Это об атмосфере. Но эту самую атмосферу в значительной степени определяют первые лица. В описываемый период нашей станцией руководил Юрий Иванович Холодов. Это человек колоссального опыта и знаний, и что отличало именно его – он не уставал делиться всеми своими знаниями, учил нас. Я пришел на станцию после железнодорожного техникума, учился в институте на вечернем. Он сказал: «Никаких вечерних, в армию уйдешь – все забудешь, а ты можешь быть отличным движенцем. Срочно переводись на дневное отделение». Холодов и Морозова на работу принимал.
– Расскажите, пожалуйста, какую-нибудь историю, связанную с Морозовым…

– Морозов – недавно назначенный молодой начальник станции. Солнечный летний субботний день. Я был ответственный дежурным по станции. Вдруг раздается звонок – Вадим Николаевич! Он попросил меня выйти и подойти к гаражу. Я подошел и увидел Вадима Николаевича, а рядом – новенький, только что купленный красный «Запорожец». Причем этот «Запорожец» был настолько красный, что ему позавидовала бы любая пожарная машина. «Запорожец» рядом с Вадимом Николаевичем выглядел какой-то детской игрушкой. Я был крайне удивлен, как он вообще мог в него влезть, будучи серьезного роста и телосложения. Он увидел мое изумление и сказал: «Садись, прокатимся вместе». Мы с ним с трудом влезли в машину, Вадим Николаевич был очень доволен, мы прокатились по всей станции. Это была его первая машина. Не «Мерседес», конечно, тогда и речи ни о чем подобном быть не могло. Но Вы не представляете, сколько радости доставила эта машина ему, да и мне вместе с ним! Это тоже своего рода атмосфера на станции!

– А если о чем-то серьезном?

– Боюсь, что это более чем серьезно. Потому что на железной дороге бывает всякое. И самое главное – ты никогда не знаешь, что тебя может подстерегать в следующую минуту.
Было это поздней осенью. Я заступил в ночь ответственным дежурным по станции. Работу дневной смены принимал начальник станции Морозов. Я обратил внимание, что он был в новом красивом костюме, было понятно, что сегодня вечером он идет на какое-то мероприятие. Смену приняли быстро, хотя ситуация была не из легких (что для тех лет было в порядке вещей). Когда Вадим Николаевич был уже на выходе, вдруг раздался какой-то скрежет и очень сильный удар донесся со стороны 4-й горки. Дежурный по горке доложил: сход на 3-й тормозной позиции, перегорожен пучок. Естественно, Морозов вместе со мной побежал на пути. Картина была следующей: холод, мокрый снег, перевернутые вагоны… Я, как ответственный дежурный, стал делать все, что необходимо в таких случаях: вызвал кран, закрыл стрелки, вызвал технических специалистов.

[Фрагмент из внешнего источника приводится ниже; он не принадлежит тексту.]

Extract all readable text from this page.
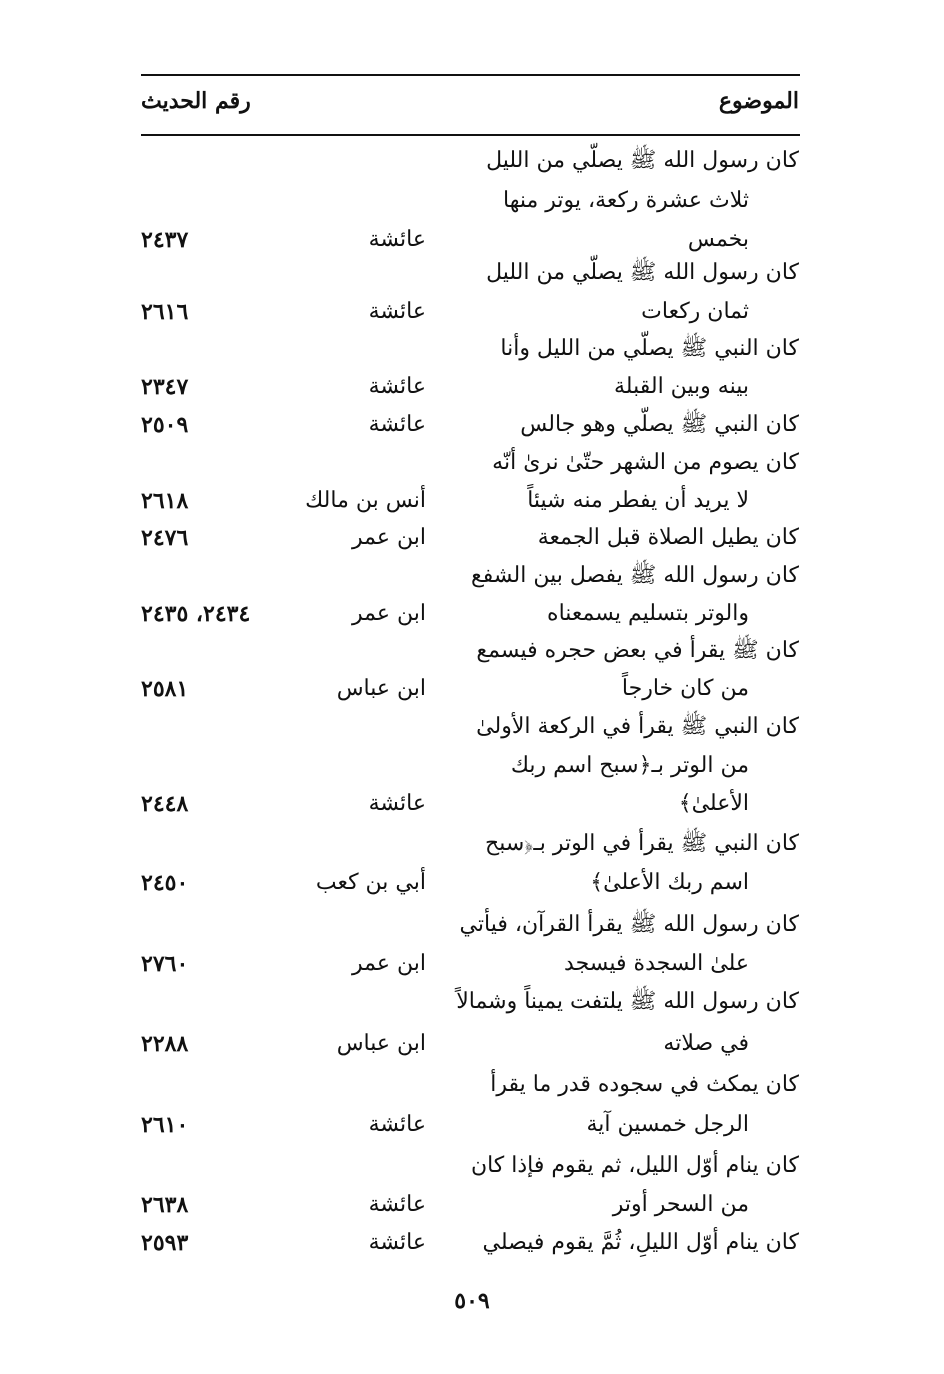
الموضوع
رقم الحديث
كان رسول الله ﷺ يصلّي من الليل
ثلاث عشرة ركعة، يوتر منها
بخمس
عائشة
٢٤٣٧
كان رسول الله ﷺ يصلّي من الليل
ثمان ركعات
عائشة
٢٦١٦
كان النبي ﷺ يصلّي من الليل وأنا
بينه وبين القبلة
عائشة
٢٣٤٧
كان النبي ﷺ يصلّي وهو جالس
عائشة
٢٥٠٩
كان يصوم من الشهر حتّىٰ نرىٰ أنّه
لا يريد أن يفطر منه شيئاً
أنس بن مالك
٢٦١٨
كان يطيل الصلاة قبل الجمعة
ابن عمر
٢٤٧٦
كان رسول الله ﷺ يفصل بين الشفع
والوتر بتسليم يسمعناه
ابن عمر
٢٤٣٤، ٢٤٣٥
كان ﷺ يقرأ في بعض حجره فيسمع
من كان خارجاً
ابن عباس
٢٥٨١
كان النبي ﷺ يقرأ في الركعة الأولىٰ
من الوتر بـ﴿سبح اسم ربك
الأعلىٰ﴾
عائشة
٢٤٤٨
كان النبي ﷺ يقرأ في الوتر بـ﴿سبح
اسم ربك الأعلىٰ﴾
أبي بن كعب
٢٤٥٠
كان رسول الله ﷺ يقرأ القرآن، فيأتي
علىٰ السجدة فيسجد
ابن عمر
٢٧٦٠
كان رسول الله ﷺ يلتفت يميناً وشمالاً
في صلاته
ابن عباس
٢٢٨٨
كان يمكث في سجوده قدر ما يقرأ
الرجل خمسين آية
عائشة
٢٦١٠
كان ينام أوّل الليل، ثم يقوم فإذا كان
من السحر أوتر
عائشة
٢٦٣٨
كان ينام أوّل الليلِ، ثُمَّ يقوم فيصلي
عائشة
٢٥٩٣
٥٠٩
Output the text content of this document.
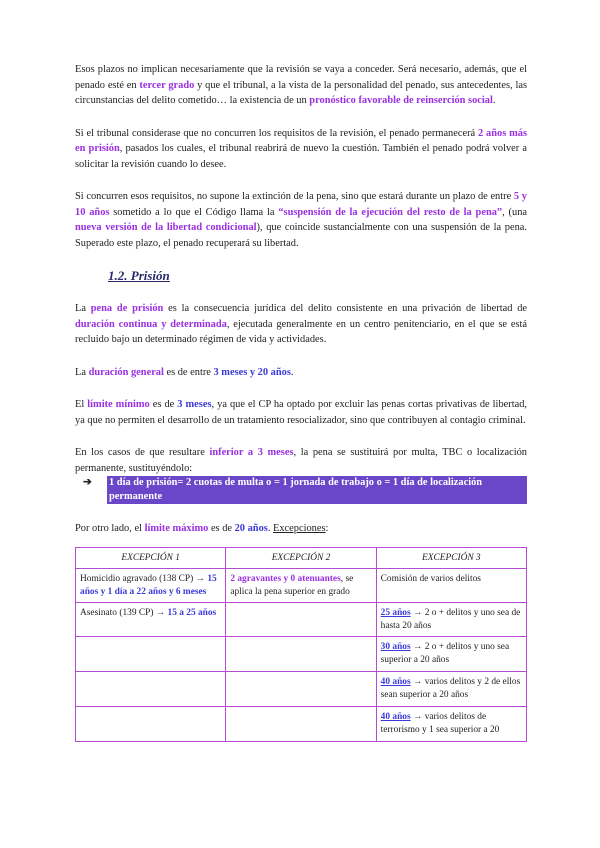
Esos plazos no implican necesariamente que la revisión se vaya a conceder. Será necesario, además, que el penado esté en tercer grado y que el tribunal, a la vista de la personalidad del penado, sus antecedentes, las circunstancias del delito cometido… la existencia de un pronóstico favorable de reinserción social.

Si el tribunal considerase que no concurren los requisitos de la revisión, el penado permanecerá 2 años más en prisión, pasados los cuales, el tribunal reabrirá de nuevo la cuestión. También el penado podrá volver a solicitar la revisión cuando lo desee.

Si concurren esos requisitos, no supone la extinción de la pena, sino que estará durante un plazo de entre 5 y 10 años sometido a lo que el Código llama la “suspensión de la ejecución del resto de la pena”, (una nueva versión de la libertad condicional), que coincide sustancialmente con una suspensión de la pena. Superado este plazo, el penado recuperará su libertad.

1.2. Prisión

La pena de prisión es la consecuencia jurídica del delito consistente en una privación de libertad de duración continua y determinada, ejecutada generalmente en un centro penitenciario, en el que se está recluido bajo un determinado régimen de vida y actividades.

La duración general es de entre 3 meses y 20 años.

El límite mínimo es de 3 meses, ya que el CP ha optado por excluir las penas cortas privativas de libertad, ya que no permiten el desarrollo de un tratamiento resocializador, sino que contribuyen al contagio criminal.

En los casos de que resultare inferior a 3 meses, la pena se sustituirá por multa, TBC o localización permanente, sustituyéndolo:

➔	1 día de prisión= 2 cuotas de multa o = 1 jornada de trabajo o = 1 día de localización permanente

Por otro lado, el límite máximo es de 20 años. Excepciones:

EXCEPCIÓN 1	EXCEPCIÓN 2	EXCEPCIÓN 3
Homicidio agravado (138 CP) → 15 años y 1 día a 22 años y 6 meses	2 agravantes y 0 atenuantes, se aplica la pena superior en grado	Comisión de varios delitos
Asesinato (139 CP) → 15 a 25 años		25 años → 2 o + delitos y uno sea de hasta 20 años
		30 años → 2 o + delitos y uno sea superior a 20 años
		40 años → varios delitos y 2 de ellos sean superior a 20 años
		40 años → varios delitos de terrorismo y 1 sea superior a 20
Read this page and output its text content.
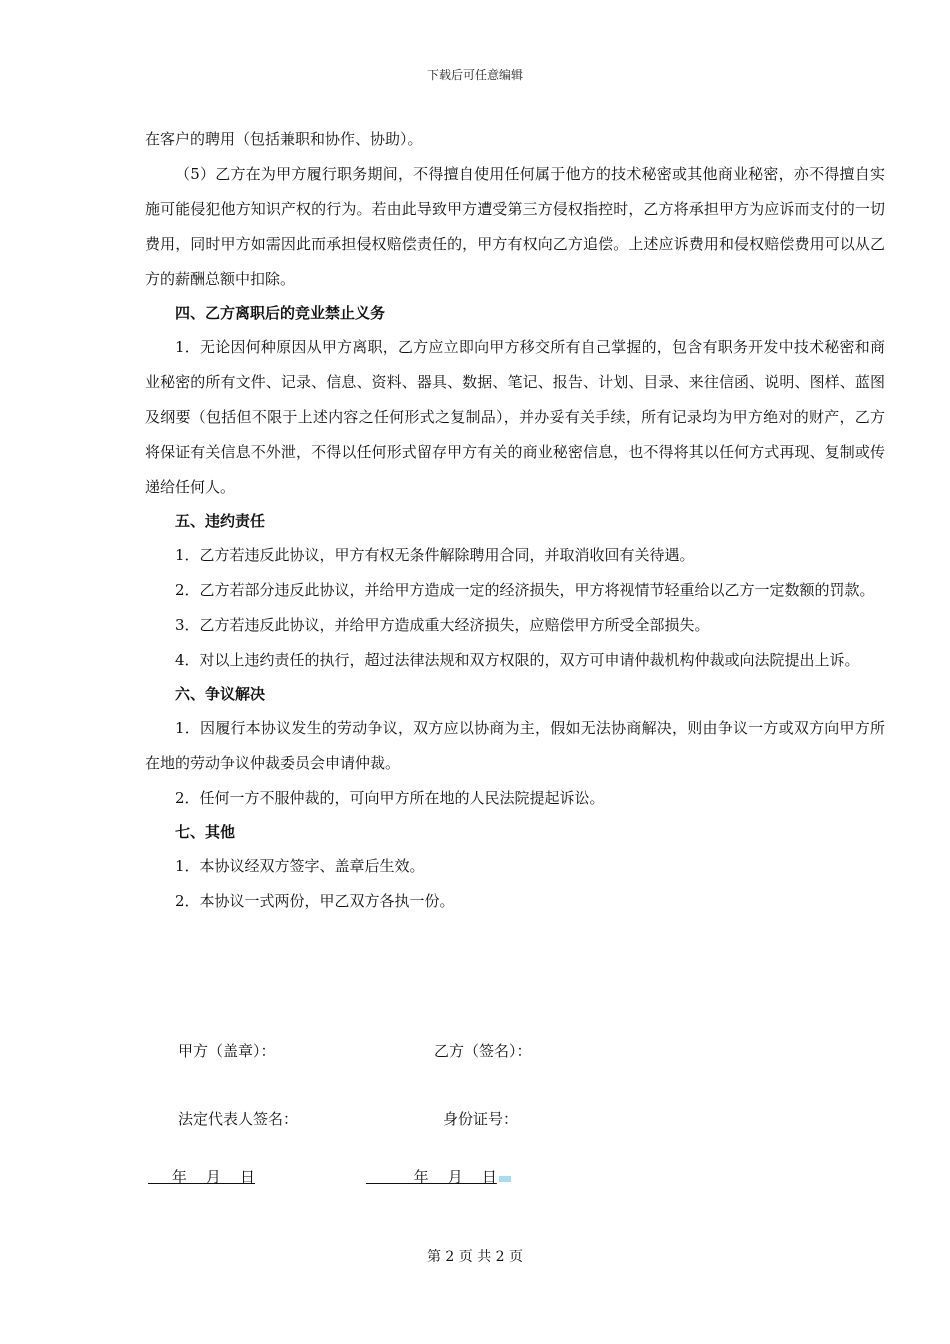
下载后可任意编辑

在客户的聘用（包括兼职和协作、协助）。

（5）乙方在为甲方履行职务期间，不得擅自使用任何属于他方的技术秘密或其他商业秘密，亦不得擅自实施可能侵犯他方知识产权的行为。若由此导致甲方遭受第三方侵权指控时，乙方将承担甲方为应诉而支付的一切费用，同时甲方如需因此而承担侵权赔偿责任的，甲方有权向乙方追偿。上述应诉费用和侵权赔偿费用可以从乙方的薪酬总额中扣除。

四、乙方离职后的竞业禁止义务

1．无论因何种原因从甲方离职，乙方应立即向甲方移交所有自己掌握的，包含有职务开发中技术秘密和商业秘密的所有文件、记录、信息、资料、器具、数据、笔记、报告、计划、目录、来往信函、说明、图样、蓝图及纲要（包括但不限于上述内容之任何形式之复制品），并办妥有关手续，所有记录均为甲方绝对的财产，乙方将保证有关信息不外泄，不得以任何形式留存甲方有关的商业秘密信息，也不得将其以任何方式再现、复制或传递给任何人。

五、违约责任

1．乙方若违反此协议，甲方有权无条件解除聘用合同，并取消收回有关待遇。

2．乙方若部分违反此协议，并给甲方造成一定的经济损失，甲方将视情节轻重给以乙方一定数额的罚款。

3．乙方若违反此协议，并给甲方造成重大经济损失，应赔偿甲方所受全部损失。

4．对以上违约责任的执行，超过法律法规和双方权限的，双方可申请仲裁机构仲裁或向法院提出上诉。

六、争议解决

1．因履行本协议发生的劳动争议，双方应以协商为主，假如无法协商解决，则由争议一方或双方向甲方所在地的劳动争议仲裁委员会申请仲裁。

2．任何一方不服仲裁的，可向甲方所在地的人民法院提起诉讼。

七、其他

1．本协议经双方签字、盖章后生效。

2．本协议一式两份，甲乙双方各执一份。

甲方（盖章）：	乙方（签名）：
法定代表人签名：	身份证号：
年    月    日	年    月    日
第 2 页 共 2 页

После закрытия стрелок, ведущих на эти пути, подошел к перевернутым вагонам и стал думать, как лучше установить кран. И в этот момент я почувствовал сильный удар – и тут же оказался в яме замедлителя. Я не мог понять, что произошло. А рядом со мной в этой же яме, наполненной водой, мазутом и грязью, лежал начальник станции в своем новом костюме…
Оказывается, несмотря на закрытие стрелок, дежурный по горке бросил сюда отцеп – и он летел на меня. Как потом рассказывали очевидцы, людей вокруг стояло немало. Но все они просто оцепенели от ужаса. Никто не мог сдвинуться с места. И только Вадим Николаевич успел добежать, столкнуть меня в яму и упасть туда вместе со мной...

Выбрались – все грязные, в мазуте, в рваной одежде… Но мы были счастливы, что остались живы. Пришли в кабинет, чтобы как-то очиститься и переодеться. И в этот момент звонит супруга Вадима Николаевича и недовольным голосом интересуется, сколько она должна его еще ждать. Вот попробуй объясни, почему ты не пришел вовремя с работы?
– Я знаю, что в Вашей жизни был такой период, когда Вы занимались психологией железнодорожного транспорта, если так можно выразиться. Каким образом, если переходить в практическую плоскость, эта наука связана с безопасностью движения?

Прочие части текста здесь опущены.